Siena gave me birth; Maremma, death.

As he well knows who took me as his wife
with jeweled ring before he took my life." (V. 136-143)

Effective, right? Ciardi writes that Pia "has been traditionally identified as Pia de' Tomolei of Siena, who married a Guelph leader and was murdered by him. The identification is doubtful, however" (p. 212 note to l. 140).

Whoever she was, wow. What a way to be immortalized.

Sunday, December 7, 2008

historical anecdotes are my calling, it seems

This is what our friend Clare's cat, Shark, thinks of Beowulf. Perhaps it is because he is a monster of the deep, and Beowulf dispatched a few of those.

This is certainly a testament to my hunger for anecdotes, but the story of the Beowulf manuscript! So no-one really knows where it came from or who wrote it, but they know it was part of the collection of one Robert Cotton upon his death in 1631.

(The best thing about this collection is the organization. Cotton kept a different bust on each bookshelf, and that was how he catalogued his books. So Beowulf was "Vitellius.A.xv," indicating its position on the first shelf on the bookcase decorated with a bust of Vitellius. When I am Librarian of Congress, I will be adopting this system.)

Anyway, the manuscript was living in Ashburnham House in Westminster in 1731 when there was a fire. Some manuscripts burned, and Beowulf's edges were scorched. Its snug leather covers saved it, and the trustees who broke into a burning library in order to throw books out of the windows and keep them safe.

Enough of this heroic firefighter fantasy. Give me a Beowulf-saving librarian any day.
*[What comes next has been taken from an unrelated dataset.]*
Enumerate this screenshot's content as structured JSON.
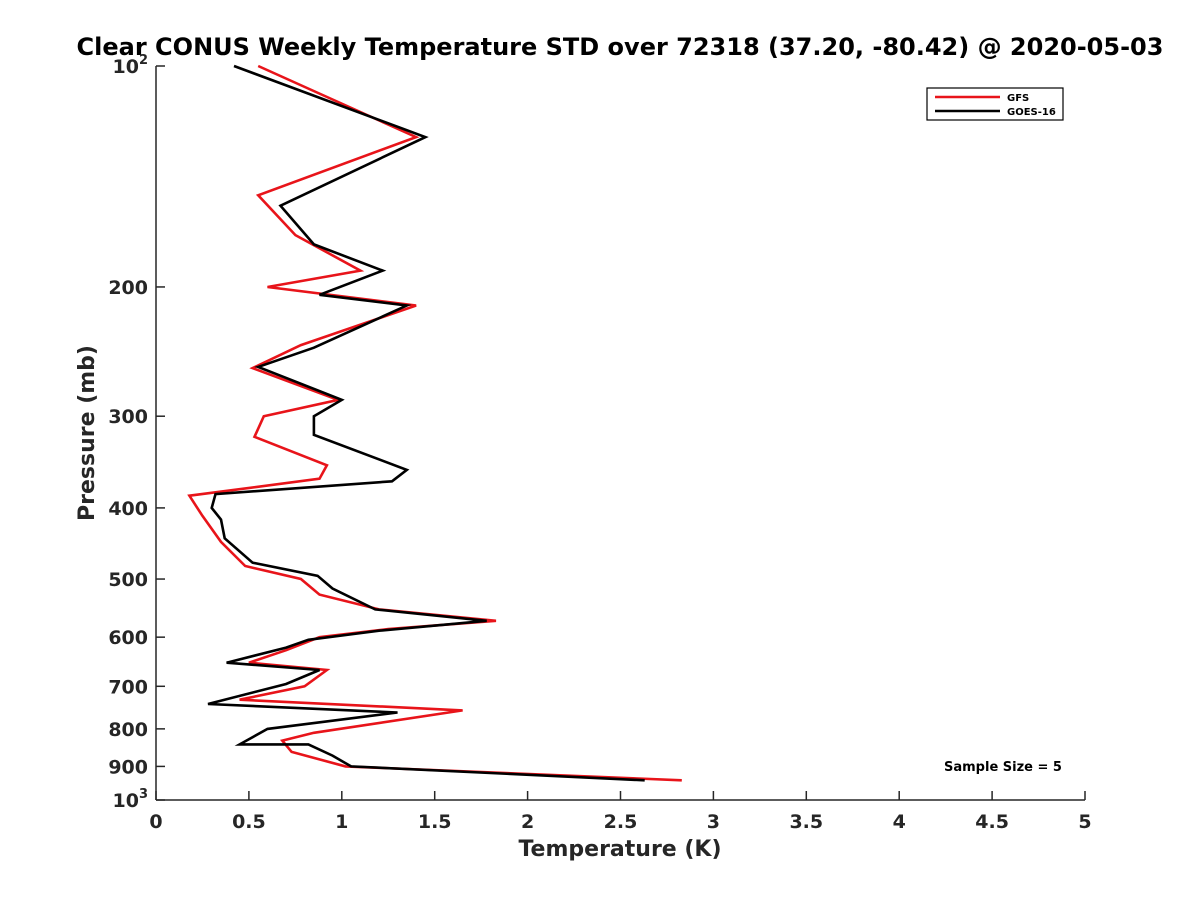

So this stout little manuscript survives for at least 700 years before anyone even thinks to make a copy. Finally a man makes two transcripts and takes them to Copenhagen, where he prepares Beowulf for publication. Except, whoops, in 1807 the British bomb the city and burn his house down. Eventually Beowulf gets published in 1815.

Admittedly it's not as poetic as if a monster came out of the sea and ate the manuscript.